Several students and teachers read out letters by Canadian soldiers who participated in the war, as well as excerpts from first-person accounts of the horrors of Nazism written by Primo Levi, Jorge Semprun, Ginette Kolinka, Paul Celan and Marguerite Duras. If Tiger L. played Beethoven’s Sonata No. 32 at the beginning, Jordi Savall’s rendition of “El Maleh Rahamim,” over images of the liberation of the different camps, added a touch of solemnity and emotion to the moment. The assembly also included a recording of General de Gaulle’s speech to the nation on May 8, 1945, as well as a wide range of photographic material and relevant paintings by such artists as Joan Miró, Alex Colville and David Olère.

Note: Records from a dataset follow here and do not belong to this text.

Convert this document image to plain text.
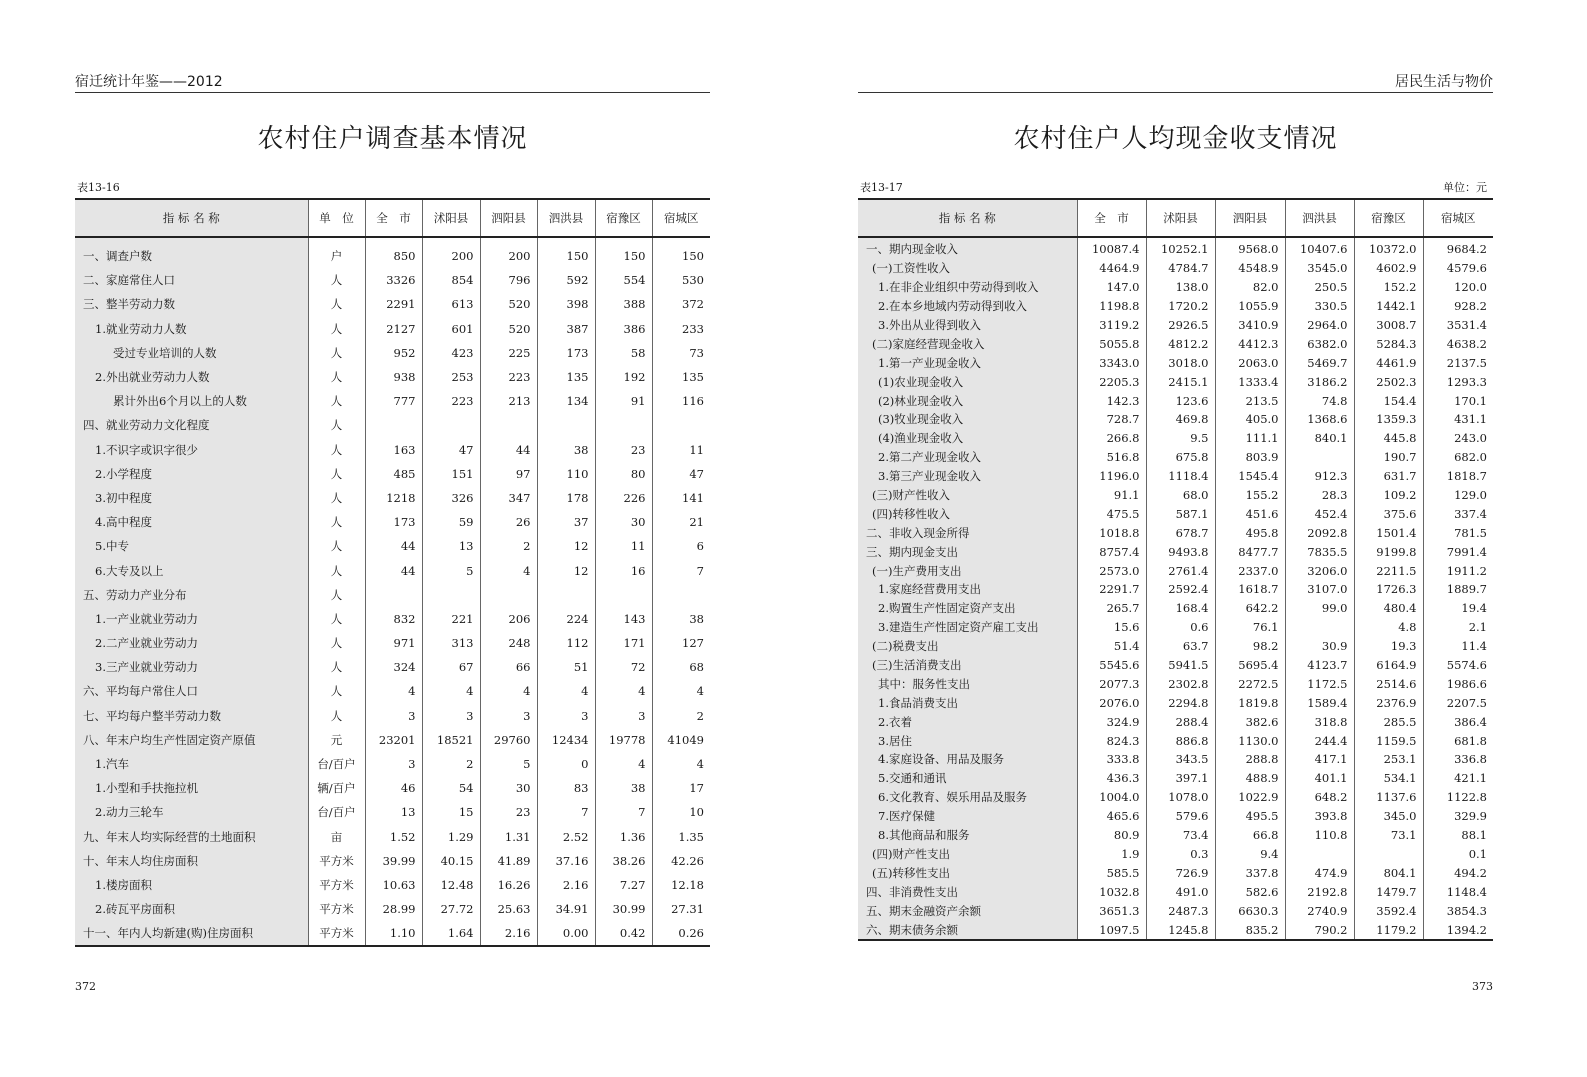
宿迁统计年鉴——2012
农村住户调查基本情况
表13-16
指 标 名 称	单　位	全　市	沭阳县	泗阳县	泗洪县	宿豫区	宿城区
一、调查户数	户	850	200	200	150	150	150
二、家庭常住人口	人	3326	854	796	592	554	530
三、整半劳动力数	人	2291	613	520	398	388	372
1.就业劳动力人数	人	2127	601	520	387	386	233
受过专业培训的人数	人	952	423	225	173	58	73
2.外出就业劳动力人数	人	938	253	223	135	192	135
累计外出6个月以上的人数	人	777	223	213	134	91	116
四、就业劳动力文化程度	人						
1.不识字或识字很少	人	163	47	44	38	23	11
2.小学程度	人	485	151	97	110	80	47
3.初中程度	人	1218	326	347	178	226	141
4.高中程度	人	173	59	26	37	30	21
5.中专	人	44	13	2	12	11	6
6.大专及以上	人	44	5	4	12	16	7
五、劳动力产业分布	人						
1.一产业就业劳动力	人	832	221	206	224	143	38
2.二产业就业劳动力	人	971	313	248	112	171	127
3.三产业就业劳动力	人	324	67	66	51	72	68
六、平均每户常住人口	人	4	4	4	4	4	4
七、平均每户整半劳动力数	人	3	3	3	3	3	2
八、年末户均生产性固定资产原值	元	23201	18521	29760	12434	19778	41049
1.汽车	台/百户	3	2	5	0	4	4
1.小型和手扶拖拉机	辆/百户	46	54	30	83	38	17
2.动力三轮车	台/百户	13	15	23	7	7	10
九、年末人均实际经营的土地面积	亩	1.52	1.29	1.31	2.52	1.36	1.35
十、年末人均住房面积	平方米	39.99	40.15	41.89	37.16	38.26	42.26
1.楼房面积	平方米	10.63	12.48	16.26	2.16	7.27	12.18
2.砖瓦平房面积	平方米	28.99	27.72	25.63	34.91	30.99	27.31
十一、年内人均新建(购)住房面积	平方米	1.10	1.64	2.16	0.00	0.42	0.26
372
居民生活与物价
农村住户人均现金收支情况
表13-17	单位：元
指 标 名 称	全　市	沭阳县	泗阳县	泗洪县	宿豫区	宿城区
一、期内现金收入	10087.4	10252.1	9568.0	10407.6	10372.0	9684.2
(一)工资性收入	4464.9	4784.7	4548.9	3545.0	4602.9	4579.6
1.在非企业组织中劳动得到收入	147.0	138.0	82.0	250.5	152.2	120.0
2.在本乡地域内劳动得到收入	1198.8	1720.2	1055.9	330.5	1442.1	928.2
3.外出从业得到收入	3119.2	2926.5	3410.9	2964.0	3008.7	3531.4
(二)家庭经营现金收入	5055.8	4812.2	4412.3	6382.0	5284.3	4638.2
1.第一产业现金收入	3343.0	3018.0	2063.0	5469.7	4461.9	2137.5
(1)农业现金收入	2205.3	2415.1	1333.4	3186.2	2502.3	1293.3
(2)林业现金收入	142.3	123.6	213.5	74.8	154.4	170.1
(3)牧业现金收入	728.7	469.8	405.0	1368.6	1359.3	431.1
(4)渔业现金收入	266.8	9.5	111.1	840.1	445.8	243.0
2.第二产业现金收入	516.8	675.8	803.9		190.7	682.0
3.第三产业现金收入	1196.0	1118.4	1545.4	912.3	631.7	1818.7
(三)财产性收入	91.1	68.0	155.2	28.3	109.2	129.0
(四)转移性收入	475.5	587.1	451.6	452.4	375.6	337.4
二、非收入现金所得	1018.8	678.7	495.8	2092.8	1501.4	781.5
三、期内现金支出	8757.4	9493.8	8477.7	7835.5	9199.8	7991.4
(一)生产费用支出	2573.0	2761.4	2337.0	3206.0	2211.5	1911.2
1.家庭经营费用支出	2291.7	2592.4	1618.7	3107.0	1726.3	1889.7
2.购置生产性固定资产支出	265.7	168.4	642.2	99.0	480.4	19.4
3.建造生产性固定资产雇工支出	15.6	0.6	76.1		4.8	2.1
(二)税费支出	51.4	63.7	98.2	30.9	19.3	11.4
(三)生活消费支出	5545.6	5941.5	5695.4	4123.7	6164.9	5574.6
其中：服务性支出	2077.3	2302.8	2272.5	1172.5	2514.6	1986.6
1.食品消费支出	2076.0	2294.8	1819.8	1589.4	2376.9	2207.5
2.衣着	324.9	288.4	382.6	318.8	285.5	386.4
3.居住	824.3	886.8	1130.0	244.4	1159.5	681.8
4.家庭设备、用品及服务	333.8	343.5	288.8	417.1	253.1	336.8
5.交通和通讯	436.3	397.1	488.9	401.1	534.1	421.1
6.文化教育、娱乐用品及服务	1004.0	1078.0	1022.9	648.2	1137.6	1122.8
7.医疗保健	465.6	579.6	495.5	393.8	345.0	329.9
8.其他商品和服务	80.9	73.4	66.8	110.8	73.1	88.1
(四)财产性支出	1.9	0.3	9.4			0.1
(五)转移性支出	585.5	726.9	337.8	474.9	804.1	494.2
四、非消费性支出	1032.8	491.0	582.6	2192.8	1479.7	1148.4
五、期末金融资产余额	3651.3	2487.3	6630.3	2740.9	3592.4	3854.3
六、期末债务余额	1097.5	1245.8	835.2	790.2	1179.2	1394.2
373
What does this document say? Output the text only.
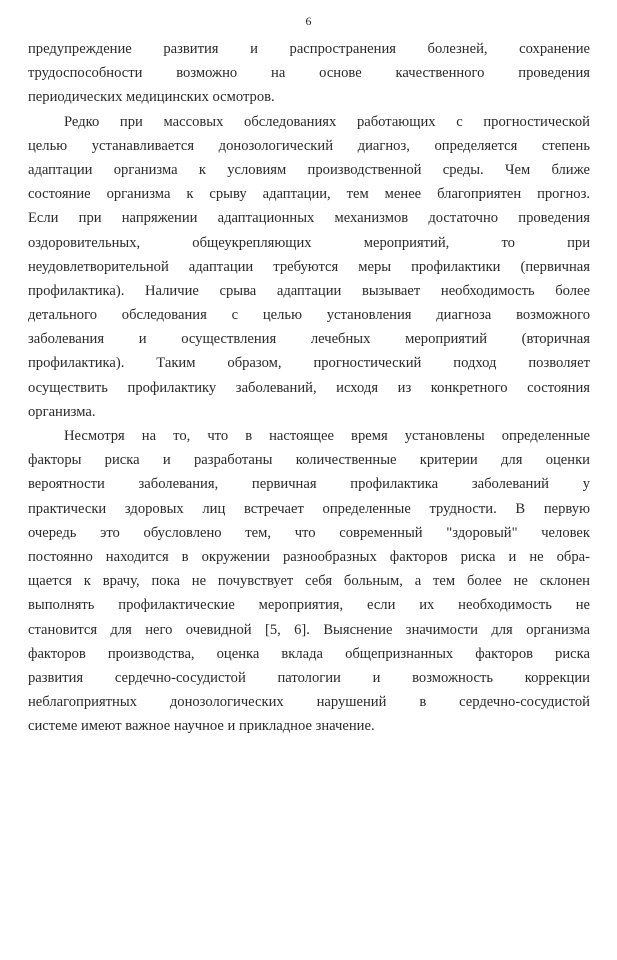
6
предупреждение развития и распространения болезней, сохранение
трудоспособности возможно на основе качественного проведения
периодических медицинских осмотров.
Редко при массовых обследованиях работающих с прогностической
целью устанавливается донозологический диагноз, определяется степень
адаптации организма к условиям производственной среды. Чем ближе
состояние организма к срыву адаптации, тем менее благоприятен прогноз.
Если при напряжении адаптационных механизмов достаточно проведения
оздоровительных, общеукрепляющих мероприятий, то при
неудовлетворительной адаптации требуются меры профилактики (первичная
профилактика). Наличие срыва адаптации вызывает необходимость более
детального обследования с целью установления диагноза возможного
заболевания и осуществления лечебных мероприятий (вторичная
профилактика). Таким образом, прогностический подход позволяет
осуществить профилактику заболеваний, исходя из конкретного состояния
организма.
Несмотря на то, что в настоящее время установлены определенные
факторы риска и разработаны количественные критерии для оценки
вероятности заболевания, первичная профилактика заболеваний у
практически здоровых лиц встречает определенные трудности. В первую
очередь это обусловлено тем, что современный "здоровый" человек
постоянно находится в окружении разнообразных факторов риска и не обра-
щается к врачу, пока не почувствует себя больным, а тем более не склонен
выполнять профилактические мероприятия, если их необходимость не
становится для него очевидной [5, 6]. Выяснение значимости для организма
факторов производства, оценка вклада общепризнанных факторов риска
развития сердечно-сосудистой патологии и возможность коррекции
неблагоприятных донозологических нарушений в сердечно-сосудистой
системе имеют важное научное и прикладное значение.
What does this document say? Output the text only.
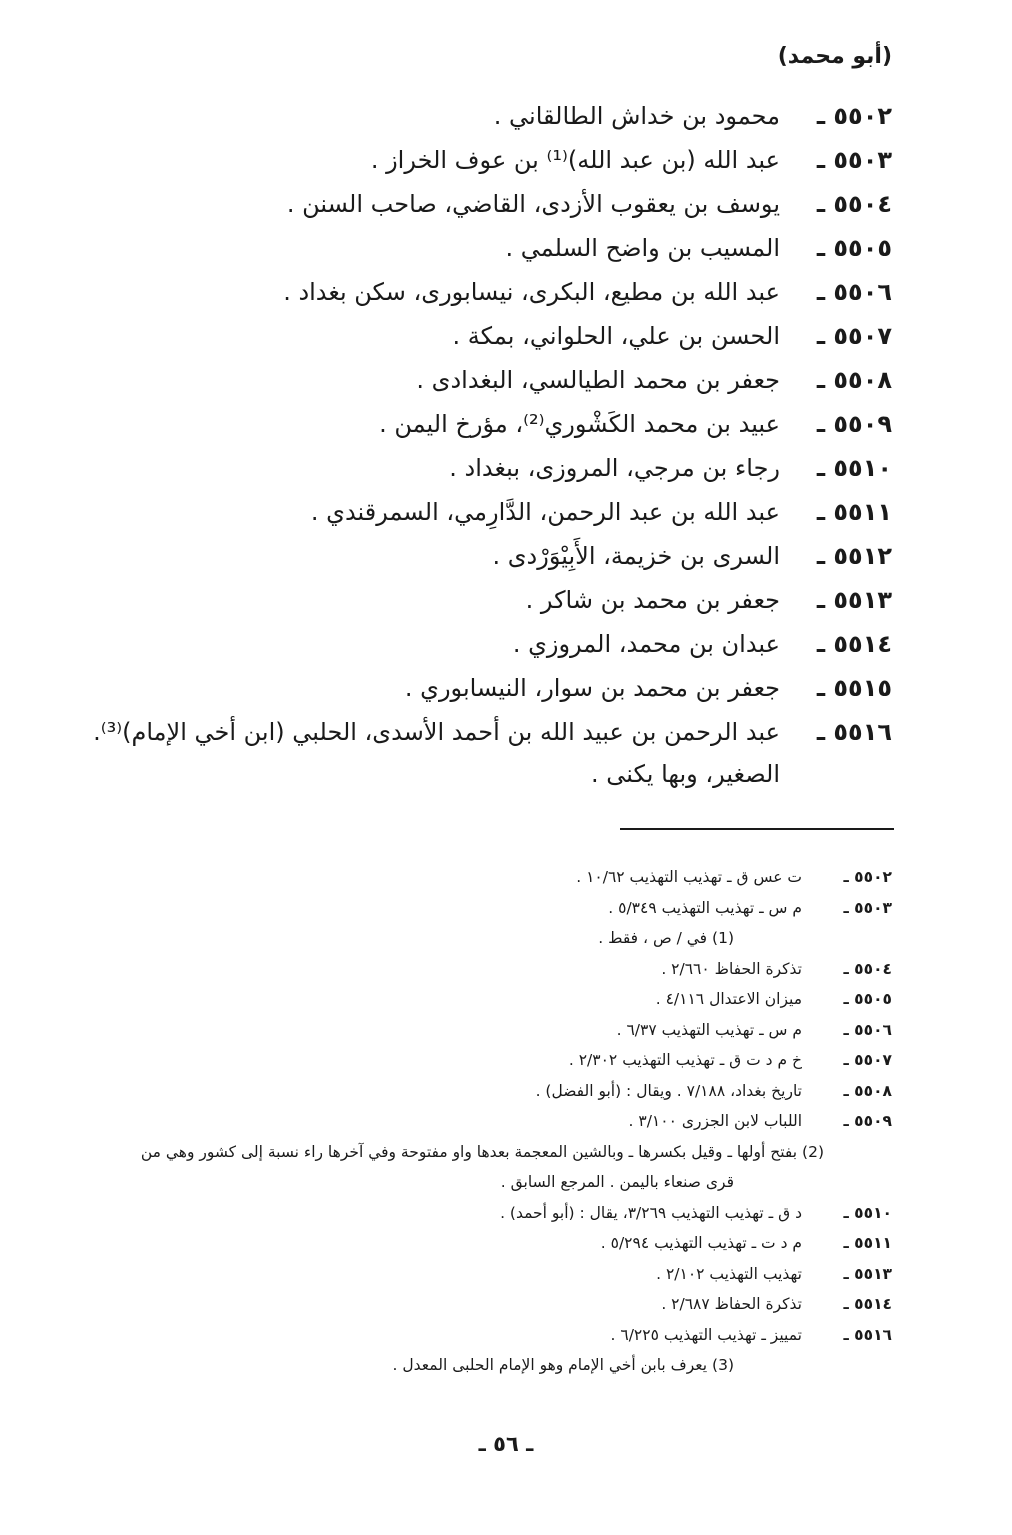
(أبو محمد)
٥٥٠٢ ـ
محمود بن خداش الطالقاني .
٥٥٠٣ ـ
عبد الله (بن عبد الله)⁽¹⁾ بن عوف الخراز .
٥٥٠٤ ـ
يوسف بن يعقوب الأزدى، القاضي، صاحب السنن .
٥٥٠٥ ـ
المسيب بن واضح السلمي .
٥٥٠٦ ـ
عبد الله بن مطيع، البكرى، نيسابورى، سكن بغداد .
٥٥٠٧ ـ
الحسن بن علي، الحلواني، بمكة .
٥٥٠٨ ـ
جعفر بن محمد الطيالسي، البغدادى .
٥٥٠٩ ـ
عبيد بن محمد الكَشْوري⁽²⁾، مؤرخ اليمن .
٥٥١٠ ـ
رجاء بن مرجي، المروزى، ببغداد .
٥٥١١ ـ
عبد الله بن عبد الرحمن، الدَّارِمي، السمرقندي .
٥٥١٢ ـ
السرى بن خزيمة، الأَبِيْوَرْدى .
٥٥١٣ ـ
جعفر بن محمد بن شاكر .
٥٥١٤ ـ
عبدان بن محمد، المروزي .
٥٥١٥ ـ
جعفر بن محمد بن سوار، النيسابوري .
٥٥١٦ ـ
عبد الرحمن بن عبيد الله بن أحمد الأسدى، الحلبي (ابن أخي الإمام)⁽³⁾.
الصغير، وبها يكنى .
٥٥٠٢ ـ
ت عس ق ـ تهذيب التهذيب ١٠/٦٢ .
٥٥٠٣ ـ
م س ـ تهذيب التهذيب ٥/٣٤٩ .
(1) في / ص ، فقط .
٥٥٠٤ ـ
تذكرة الحفاظ ٢/٦٦٠ .
٥٥٠٥ ـ
ميزان الاعتدال ٤/١١٦ .
٥٥٠٦ ـ
م س ـ تهذيب التهذيب ٦/٣٧ .
٥٥٠٧ ـ
خ م د ت ق ـ تهذيب التهذيب ٢/٣٠٢ .
٥٥٠٨ ـ
تاريخ بغداد، ٧/١٨٨ . ويقال : (أبو الفضل) .
٥٥٠٩ ـ
اللباب لابن الجزرى ٣/١٠٠ .
(2) بفتح أولها ـ وقيل بكسرها ـ وبالشين المعجمة بعدها واو مفتوحة وفي آخرها راء نسبة إلى كشور وهي من
قرى صنعاء باليمن . المرجع السابق .
٥٥١٠ ـ
د ق ـ تهذيب التهذيب ٣/٢٦٩، يقال : (أبو أحمد) .
٥٥١١ ـ
م د ت ـ تهذيب التهذيب ٥/٢٩٤ .
٥٥١٣ ـ
تهذيب التهذيب ٢/١٠٢ .
٥٥١٤ ـ
تذكرة الحفاظ ٢/٦٨٧ .
٥٥١٦ ـ
تمييز ـ تهذيب التهذيب ٦/٢٢٥ .
(3) يعرف بابن أخي الإمام وهو الإمام الحلبى المعدل .
ـ ٥٦ ـ
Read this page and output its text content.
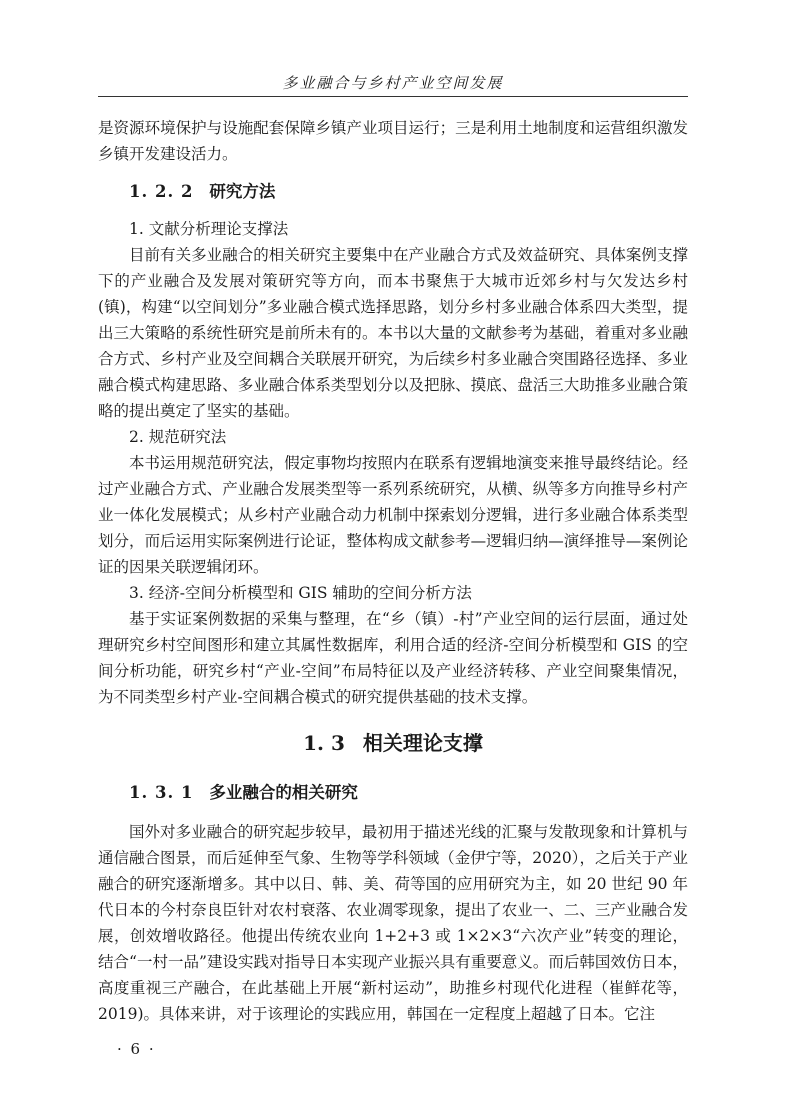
多业融合与乡村产业空间发展

是资源环境保护与设施配套保障乡镇产业项目运行；三是利用土地制度和运营组织激发乡镇开发建设活力。

1. 2. 2 研究方法

1. 文献分析理论支撑法

目前有关多业融合的相关研究主要集中在产业融合方式及效益研究、具体案例支撑下的产业融合及发展对策研究等方向，而本书聚焦于大城市近郊乡村与欠发达乡村(镇)，构建“以空间划分”多业融合模式选择思路，划分乡村多业融合体系四大类型，提出三大策略的系统性研究是前所未有的。本书以大量的文献参考为基础，着重对多业融合方式、乡村产业及空间耦合关联展开研究，为后续乡村多业融合突围路径选择、多业融合模式构建思路、多业融合体系类型划分以及把脉、摸底、盘活三大助推多业融合策略的提出奠定了坚实的基础。

2. 规范研究法

本书运用规范研究法，假定事物均按照内在联系有逻辑地演变来推导最终结论。经过产业融合方式、产业融合发展类型等一系列系统研究，从横、纵等多方向推导乡村产业一体化发展模式；从乡村产业融合动力机制中探索划分逻辑，进行多业融合体系类型划分，而后运用实际案例进行论证，整体构成文献参考—逻辑归纳—演绎推导—案例论证的因果关联逻辑闭环。

3. 经济-空间分析模型和 GIS 辅助的空间分析方法

基于实证案例数据的采集与整理，在“乡（镇）-村”产业空间的运行层面，通过处理研究乡村空间图形和建立其属性数据库，利用合适的经济-空间分析模型和 GIS 的空间分析功能，研究乡村“产业-空间”布局特征以及产业经济转移、产业空间聚集情况，为不同类型乡村产业-空间耦合模式的研究提供基础的技术支撑。

1. 3 相关理论支撑
1. 3. 1 多业融合的相关研究

国外对多业融合的研究起步较早，最初用于描述光线的汇聚与发散现象和计算机与通信融合图景，而后延伸至气象、生物等学科领域（金伊宁等，2020），之后关于产业融合的研究逐渐增多。其中以日、韩、美、荷等国的应用研究为主，如 20 世纪 90 年代日本的今村奈良臣针对农村衰落、农业凋零现象，提出了农业一、二、三产业融合发展，创效增收路径。他提出传统农业向 1+2+3 或 1×2×3“六次产业”转变的理论，结合“一村一品”建设实践对指导日本实现产业振兴具有重要意义。而后韩国效仿日本，高度重视三产融合，在此基础上开展“新村运动”，助推乡村现代化进程（崔鲜花等，2019)。具体来讲，对于该理论的实践应用，韩国在一定程度上超越了日本。它注

· 6 ·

To open the second part, the commemoration proper, the Honorable Caroline Mulroney (Minister of Francophone Affairs for Ontario) and Her Excellency Kareen Rispal (Ambassador of France to Canada) were so kind as to express their good wishes to our school’s students and staff on the occasion of our Remembrance assembly. This year we chose Henry George Johnston as the figure to represent the soldiers who fought to defend our collective freedom. After training in Ontario, this Alberta-born trooper took part in the Normandy landings and was killed in action in January 1945, during the campaign to free the Netherlands. He was only 29 years old. Buried as an unknown soldier at the time, his body has recently been identified thanks to a program of the Canadian Department of National Defence, and a special headstone rededication ceremony will be held in his honour. Following John McCrae’s poem “In Flanders Fields,” the Act of Remembrance and the wreath laying, Talina P. played the Last Post and, after a minute of silence, she sounded the Reveille. Our Première citoyenne, Maggie W., then pronounced the Commitment to Remember on behalf of the new generations, which constituted the final moment of the assembly.
In my view, it is precisely by reflecting on all of the matters above that young people can begin to understand the men and women who have suffered disease or different degrees of outrage or injustice in their own flesh. Indeed, developing a deep sense of history is the necessary starting point to be able to understand the world today and plan for a better tomorrow. That is why the historical dimension of learning, which could be described as an anthropological journey into the lives and times of the people who preceded us, is at the core of the universalist humanism characterizing our educational program at TFS.
As a Ukrainian proverb says, “Dwell on the past and lose an eye. Forget the past and lose both eyes.” While it can be painful to look to previous centuries, it is nonetheless vital.